A contradicting result compared to MWNT results was observed with P3-SWNT based composites. A supramolecular complex with P3-SWNT at low PVP concentrations was achieved with a PVP of longer polymer chain, leading to higher degree of dispersibility followed by lower polymer chain length, exhibiting a similar effect at a comparatively high concentration range. The smaller diameter of P3-SWNTs compared to MWNTs could have altered the wrapping behavior, meaning that to achieve surface coverage of P3-SWNTs for effective functionalization with a longer polymer chain PVP required low concentrations to establish a higher degree of dispersion. Shorter polymer chains could only initiate a similar effect at higher concentrations.
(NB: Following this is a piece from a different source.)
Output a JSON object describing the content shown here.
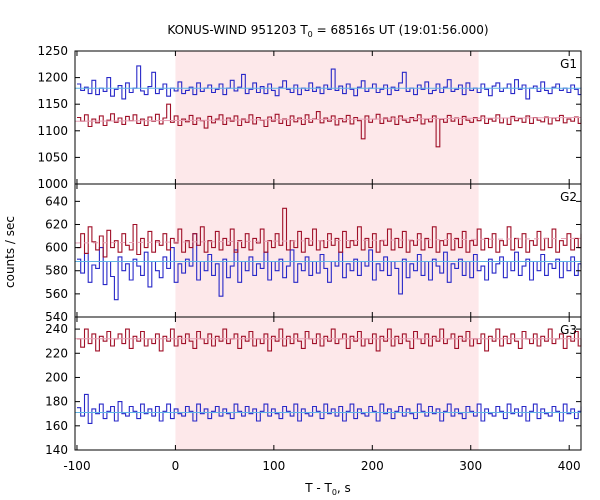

High aspect ratio nanotubes without surface functionalization were effective in the formation of a nanotube network in the polymer matrix, thus exhibiting improved thermal, electrical, and mechanical properties, as observed with the AP-SWNT based composite. Although AP-SWNTs and P3-SWNTs have a similar diameter, the higher length of AP-SWNTs lead to an entirely different result. A higher degree of dispersion with formation of an effective nanotube network is achieved only through nanotube functionalization with a PVP of lower molecular weight. While a PVP of higher molecular weight tended to initiate a stable dispersion of nanotubes in the composite, they failed to achieve an effective network formation, leading to poor thermal, electrical, and mechanical properties. Surface coverage of nanotubes plays a key role because, despite the fact that the higher polymer chain length can aid in a higher dispersion of nanotubes, excess surface coverage tends to disrupt the network formation. It is better to achieve a higher degree of nanotube dispersion at a low PVP concentration range by understanding the relation between the nanotube structure and the molecular weight of the polymer. This allows the nanotubes to disperse effectively in the polymer matrix and yet form a network structure that enhances the thermal, electrical, and mechanical properties of the composite. This is observed in
Table 1 with MWNT and AP-SWNT based composites functionalized with PVP
10000 at a concentration of 2.44 wt. % and 6.98 wt. %, and P3-SWNT based composites functionalized with PVP
360000 at a concentration of 1.48 wt. %.